Почти один миллион убитых и искалеченных Германия получила в первые дни вторжения в Россию. Если бы эти солдаты не подчинялись слепо клике Гитлера-Геринга-Геббельса, продавшей идеалы социализма, они были бы ещё в живых.
Если вы не слепые, то вы до войны не раз видели, что русские — не враги ваши, но ваши друзья. Зачем вы ищете здесь ваши могилы? Ваш дом, ваша семья ждут вас. Вы должны вернуться домой живыми и не искалеченными.
Существует только один выход из катастрофы, которую вам готовит Гитлер, — возвращайтесь к своим семьям!»
Значения агитации Годунов не преувеличивал. А если положа руку на сердце, так вообще сомневался. Но и то, что здешним виднее, вполне допускал. А тут ещё и несвоевременная идейка возникла, на грани якобы не характерного ему хулиганства.
— Откуда, говоришь, транслировать станешь?
— С Радиодома, откуда ж еще? Армейских-то станций в городе чёрт ма! На весь гарнизон хорошо если с пяток осталось приличных. Да и те все больше морзянкой телеграфят.
— Ага… А вот если на службу этой прозе жизни ещё и поэзию поставить, как думаешь? Немчура — она сентиментальная. А песенное слово крепче в мозг ложится, сам знаешь.

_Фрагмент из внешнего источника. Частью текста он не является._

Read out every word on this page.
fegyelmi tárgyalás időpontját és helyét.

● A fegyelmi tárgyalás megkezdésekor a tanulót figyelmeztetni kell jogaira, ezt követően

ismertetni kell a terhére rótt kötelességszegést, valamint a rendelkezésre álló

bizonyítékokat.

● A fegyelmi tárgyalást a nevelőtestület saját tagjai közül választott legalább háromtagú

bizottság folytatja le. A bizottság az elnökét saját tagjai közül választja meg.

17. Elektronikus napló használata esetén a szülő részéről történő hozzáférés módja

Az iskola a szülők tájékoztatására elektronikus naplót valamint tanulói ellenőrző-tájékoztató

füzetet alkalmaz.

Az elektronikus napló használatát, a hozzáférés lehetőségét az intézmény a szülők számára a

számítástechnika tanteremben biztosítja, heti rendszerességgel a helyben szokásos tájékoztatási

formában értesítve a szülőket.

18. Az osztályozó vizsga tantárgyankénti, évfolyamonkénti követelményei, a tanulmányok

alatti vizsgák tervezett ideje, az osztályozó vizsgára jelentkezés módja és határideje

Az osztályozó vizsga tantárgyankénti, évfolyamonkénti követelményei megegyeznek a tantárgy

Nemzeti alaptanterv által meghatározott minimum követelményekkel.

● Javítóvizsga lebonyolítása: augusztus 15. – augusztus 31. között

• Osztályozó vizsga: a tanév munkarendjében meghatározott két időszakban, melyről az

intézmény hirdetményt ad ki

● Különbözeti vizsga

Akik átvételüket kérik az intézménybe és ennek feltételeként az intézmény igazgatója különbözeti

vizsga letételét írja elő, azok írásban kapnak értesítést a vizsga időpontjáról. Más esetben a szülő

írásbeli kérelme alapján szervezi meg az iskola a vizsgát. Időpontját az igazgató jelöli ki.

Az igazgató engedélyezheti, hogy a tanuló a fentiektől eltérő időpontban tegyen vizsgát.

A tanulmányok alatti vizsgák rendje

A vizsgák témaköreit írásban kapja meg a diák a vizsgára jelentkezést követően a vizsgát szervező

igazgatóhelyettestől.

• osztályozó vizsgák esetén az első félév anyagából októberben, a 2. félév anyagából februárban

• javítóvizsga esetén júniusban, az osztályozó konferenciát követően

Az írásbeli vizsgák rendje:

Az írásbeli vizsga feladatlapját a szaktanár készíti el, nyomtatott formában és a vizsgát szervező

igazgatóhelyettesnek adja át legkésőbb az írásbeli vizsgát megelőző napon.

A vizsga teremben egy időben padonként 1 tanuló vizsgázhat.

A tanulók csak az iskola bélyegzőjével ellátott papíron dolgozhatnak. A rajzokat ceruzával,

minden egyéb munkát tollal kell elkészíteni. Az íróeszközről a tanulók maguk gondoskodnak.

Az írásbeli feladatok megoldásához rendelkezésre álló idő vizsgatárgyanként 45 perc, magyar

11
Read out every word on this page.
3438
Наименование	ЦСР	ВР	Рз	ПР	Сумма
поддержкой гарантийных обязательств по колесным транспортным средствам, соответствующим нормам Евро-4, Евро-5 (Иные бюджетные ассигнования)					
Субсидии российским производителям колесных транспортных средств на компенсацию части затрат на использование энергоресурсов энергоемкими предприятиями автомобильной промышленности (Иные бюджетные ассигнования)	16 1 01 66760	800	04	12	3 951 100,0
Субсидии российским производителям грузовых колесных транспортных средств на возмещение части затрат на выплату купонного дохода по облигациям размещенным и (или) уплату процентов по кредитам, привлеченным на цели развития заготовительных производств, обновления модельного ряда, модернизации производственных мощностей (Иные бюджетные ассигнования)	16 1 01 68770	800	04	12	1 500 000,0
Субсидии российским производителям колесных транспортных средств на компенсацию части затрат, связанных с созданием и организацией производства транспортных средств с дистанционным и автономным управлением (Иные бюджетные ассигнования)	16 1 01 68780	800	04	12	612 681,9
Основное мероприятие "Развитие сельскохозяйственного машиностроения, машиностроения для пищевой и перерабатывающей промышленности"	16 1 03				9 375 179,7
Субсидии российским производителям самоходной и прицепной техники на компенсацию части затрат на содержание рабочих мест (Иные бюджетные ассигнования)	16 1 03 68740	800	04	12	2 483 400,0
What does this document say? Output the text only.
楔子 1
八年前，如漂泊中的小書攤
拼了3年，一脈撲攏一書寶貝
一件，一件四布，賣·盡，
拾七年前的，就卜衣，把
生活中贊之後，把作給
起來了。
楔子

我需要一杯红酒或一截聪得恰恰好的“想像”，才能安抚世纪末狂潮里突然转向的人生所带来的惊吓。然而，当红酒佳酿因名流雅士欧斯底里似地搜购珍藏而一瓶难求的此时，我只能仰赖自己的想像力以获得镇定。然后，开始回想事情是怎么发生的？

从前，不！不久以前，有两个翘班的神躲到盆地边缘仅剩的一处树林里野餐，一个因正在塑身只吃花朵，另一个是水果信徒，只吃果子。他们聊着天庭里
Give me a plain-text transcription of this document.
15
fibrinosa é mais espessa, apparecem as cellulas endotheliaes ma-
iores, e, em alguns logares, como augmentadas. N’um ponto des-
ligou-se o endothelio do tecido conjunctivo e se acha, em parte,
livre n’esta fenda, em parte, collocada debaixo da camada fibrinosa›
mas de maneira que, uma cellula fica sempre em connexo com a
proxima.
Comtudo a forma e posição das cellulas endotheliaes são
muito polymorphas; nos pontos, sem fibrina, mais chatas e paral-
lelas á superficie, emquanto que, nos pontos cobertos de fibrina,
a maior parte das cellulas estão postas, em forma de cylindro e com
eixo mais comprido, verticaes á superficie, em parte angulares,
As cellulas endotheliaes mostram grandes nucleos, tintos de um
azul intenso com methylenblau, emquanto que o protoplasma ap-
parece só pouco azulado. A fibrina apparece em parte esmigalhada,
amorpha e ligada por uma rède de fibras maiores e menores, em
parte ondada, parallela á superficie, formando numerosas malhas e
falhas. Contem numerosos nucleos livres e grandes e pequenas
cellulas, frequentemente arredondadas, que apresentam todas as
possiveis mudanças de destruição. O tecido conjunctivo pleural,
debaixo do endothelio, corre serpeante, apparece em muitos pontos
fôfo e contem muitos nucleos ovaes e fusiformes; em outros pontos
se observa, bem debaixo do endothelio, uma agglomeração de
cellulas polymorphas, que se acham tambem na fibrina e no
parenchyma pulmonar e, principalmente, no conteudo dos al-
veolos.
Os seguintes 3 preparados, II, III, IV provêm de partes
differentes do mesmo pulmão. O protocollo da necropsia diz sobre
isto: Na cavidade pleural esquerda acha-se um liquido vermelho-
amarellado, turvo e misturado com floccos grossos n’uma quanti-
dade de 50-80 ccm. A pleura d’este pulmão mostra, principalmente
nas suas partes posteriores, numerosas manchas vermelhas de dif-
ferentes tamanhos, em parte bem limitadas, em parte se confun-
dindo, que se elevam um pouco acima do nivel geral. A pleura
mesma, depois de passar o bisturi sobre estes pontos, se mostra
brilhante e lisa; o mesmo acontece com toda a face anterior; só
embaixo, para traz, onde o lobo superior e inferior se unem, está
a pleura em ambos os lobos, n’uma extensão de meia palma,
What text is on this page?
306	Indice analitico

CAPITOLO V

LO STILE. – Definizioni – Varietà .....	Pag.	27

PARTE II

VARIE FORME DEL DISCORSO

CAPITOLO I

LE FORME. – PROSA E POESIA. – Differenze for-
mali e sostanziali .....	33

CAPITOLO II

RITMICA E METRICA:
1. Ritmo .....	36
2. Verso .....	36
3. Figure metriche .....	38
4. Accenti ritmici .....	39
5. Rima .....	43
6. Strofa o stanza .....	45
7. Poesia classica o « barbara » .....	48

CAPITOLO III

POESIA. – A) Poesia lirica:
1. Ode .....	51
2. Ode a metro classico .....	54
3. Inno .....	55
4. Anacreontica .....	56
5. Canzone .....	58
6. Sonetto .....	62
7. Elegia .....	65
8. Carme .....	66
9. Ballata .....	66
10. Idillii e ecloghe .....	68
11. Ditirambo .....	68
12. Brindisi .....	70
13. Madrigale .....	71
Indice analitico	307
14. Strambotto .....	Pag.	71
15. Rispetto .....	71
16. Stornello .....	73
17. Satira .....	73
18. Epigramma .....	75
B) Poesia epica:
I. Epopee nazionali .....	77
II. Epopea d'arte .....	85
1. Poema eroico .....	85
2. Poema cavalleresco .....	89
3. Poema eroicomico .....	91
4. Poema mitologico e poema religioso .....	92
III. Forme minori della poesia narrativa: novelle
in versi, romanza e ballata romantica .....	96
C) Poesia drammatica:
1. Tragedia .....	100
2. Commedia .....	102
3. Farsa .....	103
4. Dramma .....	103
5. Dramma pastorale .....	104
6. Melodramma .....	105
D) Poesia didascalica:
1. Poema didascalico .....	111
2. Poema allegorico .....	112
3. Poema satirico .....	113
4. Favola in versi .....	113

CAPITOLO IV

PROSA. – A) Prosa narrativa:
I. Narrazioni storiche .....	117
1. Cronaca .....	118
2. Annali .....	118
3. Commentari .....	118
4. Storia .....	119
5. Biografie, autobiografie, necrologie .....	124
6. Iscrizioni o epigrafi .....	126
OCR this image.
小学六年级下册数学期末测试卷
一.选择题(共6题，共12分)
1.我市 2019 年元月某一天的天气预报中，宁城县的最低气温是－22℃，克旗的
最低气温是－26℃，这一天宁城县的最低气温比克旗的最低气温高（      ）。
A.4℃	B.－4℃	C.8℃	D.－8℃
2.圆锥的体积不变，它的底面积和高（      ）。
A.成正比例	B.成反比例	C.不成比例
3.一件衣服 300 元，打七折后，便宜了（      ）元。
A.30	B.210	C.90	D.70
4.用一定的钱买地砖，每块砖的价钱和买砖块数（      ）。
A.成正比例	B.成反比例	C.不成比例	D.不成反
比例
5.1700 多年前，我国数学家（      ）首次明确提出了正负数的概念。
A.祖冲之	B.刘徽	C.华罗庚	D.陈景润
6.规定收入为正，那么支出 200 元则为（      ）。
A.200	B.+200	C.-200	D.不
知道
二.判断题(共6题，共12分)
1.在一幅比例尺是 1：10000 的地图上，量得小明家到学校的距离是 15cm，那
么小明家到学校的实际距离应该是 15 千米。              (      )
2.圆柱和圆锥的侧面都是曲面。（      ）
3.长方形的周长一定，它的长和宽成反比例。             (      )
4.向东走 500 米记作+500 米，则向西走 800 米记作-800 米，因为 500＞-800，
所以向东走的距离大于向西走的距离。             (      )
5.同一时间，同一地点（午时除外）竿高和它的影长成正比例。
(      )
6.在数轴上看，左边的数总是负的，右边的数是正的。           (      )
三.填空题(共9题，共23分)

— Знаю. С хорошей песней и драться легче, и на походе подмога, и на привале веселье. Но что ты предлагаешь: для гансов песни сочинять, что ли? Так им Геббельс с подручными, небось, и без нас маршей насочиняли столько, что только маршируй, покуда ноги до жопы не сотрешь… Впрочем, есть у меня в комитете несколько пластинок Эрнста Буша, ещё от предшественников остались…
— Насочиняли — это да, — задумчиво протянул Годунов. — А мы им, опять-таки, напомним о «киндер», о «муттер» и о «фрау» в фатерланде, которым кроме похоронок из-под Орла ожидать будет нечего!
— Тут хоть бы простую листовку с толком перевести, куда уж за стихи да песни браться! — гневно отмахнулся Игнатов, хотя по всему было видно, что сама идея агитационной песни его вдохновила.
— Не боги горшки обжигают, Николай! Когда-то и я неплохо язык Тельмана и Энгельса знал… Попытаюсь фольклор перелицевать, — и склонился над игнатовским блокнотом.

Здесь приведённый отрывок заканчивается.